DevDay London 2024 : Your Questions for an AMA with Sam Altman
In preparation for London DevDay, vb started a topic collecting questions from the community directed at Sam Altman’s AMA. We can summarize the collected questions/topics as follows:
- AI-generated low-quality content: Concerns about the influx of low-quality AI content online (e.g., AI images, articles, videos) and whether OpenAI plans to address this issue, or if it’s outside their control.
- Family Plan for ChatGPT: A request for a family subscription plan for ChatGPT Plus, with individual logins and shared prompt quotas, as current costs aren’t viable for families.
- Pricing and Plan Options: Suggestions to introduce more affordable subscription options, such as paying for a limited number of prompts ($5/month for 500 prompts) instead of the current $20 flat fee.
- Context length and memory: Questions about progress beyond the 128k context length and whether memory functionality (smart memory retrieval) will be integrated into APIs.
- AI version of Sam Altman: Curiosity about whether Sam Altman is considering creating an AI bot version of himself with his voice and mannerisms.

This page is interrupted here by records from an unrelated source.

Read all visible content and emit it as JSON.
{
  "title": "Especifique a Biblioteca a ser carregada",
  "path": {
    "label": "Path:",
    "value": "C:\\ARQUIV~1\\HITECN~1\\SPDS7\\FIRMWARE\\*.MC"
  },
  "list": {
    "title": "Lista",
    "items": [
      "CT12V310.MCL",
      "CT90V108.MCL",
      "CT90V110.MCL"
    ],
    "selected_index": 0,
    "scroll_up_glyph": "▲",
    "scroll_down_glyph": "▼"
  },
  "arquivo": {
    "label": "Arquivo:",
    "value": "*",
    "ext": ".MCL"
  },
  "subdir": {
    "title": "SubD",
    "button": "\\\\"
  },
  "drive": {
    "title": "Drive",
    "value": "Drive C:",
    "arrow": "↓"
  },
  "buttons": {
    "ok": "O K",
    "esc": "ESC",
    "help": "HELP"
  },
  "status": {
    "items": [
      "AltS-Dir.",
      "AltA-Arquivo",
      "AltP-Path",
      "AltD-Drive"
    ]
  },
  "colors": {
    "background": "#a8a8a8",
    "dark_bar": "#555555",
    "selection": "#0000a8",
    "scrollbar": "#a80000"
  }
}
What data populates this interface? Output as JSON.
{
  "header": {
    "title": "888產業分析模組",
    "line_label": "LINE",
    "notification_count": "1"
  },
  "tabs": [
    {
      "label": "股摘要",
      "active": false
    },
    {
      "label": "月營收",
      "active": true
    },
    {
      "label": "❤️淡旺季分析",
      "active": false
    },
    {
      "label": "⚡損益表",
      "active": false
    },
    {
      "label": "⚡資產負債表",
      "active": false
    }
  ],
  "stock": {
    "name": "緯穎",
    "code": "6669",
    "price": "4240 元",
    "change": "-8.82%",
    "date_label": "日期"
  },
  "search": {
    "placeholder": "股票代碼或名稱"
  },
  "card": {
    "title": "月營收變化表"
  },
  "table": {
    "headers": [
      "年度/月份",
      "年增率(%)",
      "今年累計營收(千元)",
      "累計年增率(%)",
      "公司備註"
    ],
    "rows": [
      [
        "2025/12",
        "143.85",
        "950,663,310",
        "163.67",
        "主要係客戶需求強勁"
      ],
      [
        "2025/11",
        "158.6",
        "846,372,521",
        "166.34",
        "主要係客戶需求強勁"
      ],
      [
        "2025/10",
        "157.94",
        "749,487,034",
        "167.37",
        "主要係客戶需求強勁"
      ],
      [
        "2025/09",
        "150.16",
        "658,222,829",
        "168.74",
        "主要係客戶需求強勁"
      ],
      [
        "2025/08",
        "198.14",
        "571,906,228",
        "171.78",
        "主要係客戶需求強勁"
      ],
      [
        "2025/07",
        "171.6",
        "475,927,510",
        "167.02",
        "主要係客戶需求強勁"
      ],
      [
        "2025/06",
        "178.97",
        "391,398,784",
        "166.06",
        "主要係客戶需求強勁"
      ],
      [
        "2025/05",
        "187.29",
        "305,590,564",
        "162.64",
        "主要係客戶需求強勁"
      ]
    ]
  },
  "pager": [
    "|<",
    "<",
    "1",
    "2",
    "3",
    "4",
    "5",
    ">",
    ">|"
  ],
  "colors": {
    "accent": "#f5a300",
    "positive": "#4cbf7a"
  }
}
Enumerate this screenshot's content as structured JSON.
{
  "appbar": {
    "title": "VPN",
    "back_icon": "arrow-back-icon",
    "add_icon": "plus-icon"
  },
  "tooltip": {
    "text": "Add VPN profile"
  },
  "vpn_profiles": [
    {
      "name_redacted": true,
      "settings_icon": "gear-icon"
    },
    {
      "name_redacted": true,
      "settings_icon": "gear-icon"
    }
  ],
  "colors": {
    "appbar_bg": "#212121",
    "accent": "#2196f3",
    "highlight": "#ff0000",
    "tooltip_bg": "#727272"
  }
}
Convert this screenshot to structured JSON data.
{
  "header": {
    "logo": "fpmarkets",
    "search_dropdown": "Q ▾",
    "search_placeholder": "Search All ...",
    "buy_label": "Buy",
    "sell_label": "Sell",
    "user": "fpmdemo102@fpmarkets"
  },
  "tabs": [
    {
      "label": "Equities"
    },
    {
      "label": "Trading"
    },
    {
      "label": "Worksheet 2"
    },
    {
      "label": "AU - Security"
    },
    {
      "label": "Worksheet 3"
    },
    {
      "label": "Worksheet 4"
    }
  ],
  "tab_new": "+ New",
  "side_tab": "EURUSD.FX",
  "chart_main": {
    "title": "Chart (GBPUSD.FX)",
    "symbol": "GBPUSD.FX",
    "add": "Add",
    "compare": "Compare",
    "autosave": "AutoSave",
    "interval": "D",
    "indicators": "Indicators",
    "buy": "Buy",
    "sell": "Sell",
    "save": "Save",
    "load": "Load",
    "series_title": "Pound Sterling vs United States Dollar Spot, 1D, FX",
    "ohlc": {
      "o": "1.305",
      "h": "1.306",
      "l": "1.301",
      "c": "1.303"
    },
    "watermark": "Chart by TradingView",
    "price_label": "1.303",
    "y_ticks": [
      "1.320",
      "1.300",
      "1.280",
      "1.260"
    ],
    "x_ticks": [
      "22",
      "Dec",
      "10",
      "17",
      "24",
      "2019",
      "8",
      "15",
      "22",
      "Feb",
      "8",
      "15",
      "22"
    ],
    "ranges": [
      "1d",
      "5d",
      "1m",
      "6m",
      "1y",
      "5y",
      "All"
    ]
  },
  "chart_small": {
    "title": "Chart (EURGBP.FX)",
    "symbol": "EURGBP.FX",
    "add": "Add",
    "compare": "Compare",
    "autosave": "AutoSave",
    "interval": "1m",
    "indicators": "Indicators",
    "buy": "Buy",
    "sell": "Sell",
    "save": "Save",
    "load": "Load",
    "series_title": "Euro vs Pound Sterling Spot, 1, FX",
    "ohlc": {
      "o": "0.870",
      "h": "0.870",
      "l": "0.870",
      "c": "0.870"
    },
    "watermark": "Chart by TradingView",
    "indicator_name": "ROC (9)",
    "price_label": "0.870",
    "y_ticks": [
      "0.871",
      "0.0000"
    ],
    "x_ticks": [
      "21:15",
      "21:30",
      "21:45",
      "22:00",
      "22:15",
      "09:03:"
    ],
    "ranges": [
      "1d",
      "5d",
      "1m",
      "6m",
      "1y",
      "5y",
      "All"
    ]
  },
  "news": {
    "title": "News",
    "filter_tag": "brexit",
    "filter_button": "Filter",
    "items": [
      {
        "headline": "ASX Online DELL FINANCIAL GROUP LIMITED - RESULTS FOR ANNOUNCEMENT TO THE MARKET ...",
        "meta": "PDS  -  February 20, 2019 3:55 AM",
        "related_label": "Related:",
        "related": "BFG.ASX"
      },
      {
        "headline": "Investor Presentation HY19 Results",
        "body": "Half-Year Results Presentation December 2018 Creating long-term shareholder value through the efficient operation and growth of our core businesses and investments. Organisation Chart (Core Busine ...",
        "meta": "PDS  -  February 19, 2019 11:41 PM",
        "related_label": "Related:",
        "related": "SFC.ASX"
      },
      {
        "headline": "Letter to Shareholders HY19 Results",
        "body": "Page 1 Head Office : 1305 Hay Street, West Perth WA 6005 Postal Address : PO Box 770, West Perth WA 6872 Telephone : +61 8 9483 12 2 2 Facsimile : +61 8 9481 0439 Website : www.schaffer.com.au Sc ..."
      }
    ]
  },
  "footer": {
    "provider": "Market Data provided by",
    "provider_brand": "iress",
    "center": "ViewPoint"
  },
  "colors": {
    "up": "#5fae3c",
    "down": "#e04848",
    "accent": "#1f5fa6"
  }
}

- Universal Basic Income (UBI): Asking if UBI is viable due to AI-induced job displacement and how it could be implemented globally, especially considering U.S.-based AI companies profiting from international customers.
- New industries and economic models: What new industries or models Sam Altman foresees emerging as AI reshapes traditional sectors.
- Custom GPTs: Concerns about the lack of updates for Custom GPTs, and whether they are still a priority for OpenAI.
- Duties to original creators: Questioning whether OpenAI has a responsibility to the original creators (writers, musicians, etc.) whose work was used to train its models, often without consent.
- Path to AGI: Requesting Altman’s thoughts on whether scaling up language models and improving algorithms will lead to AGI, or if entirely new technologies will be required to surpass LLM limitations.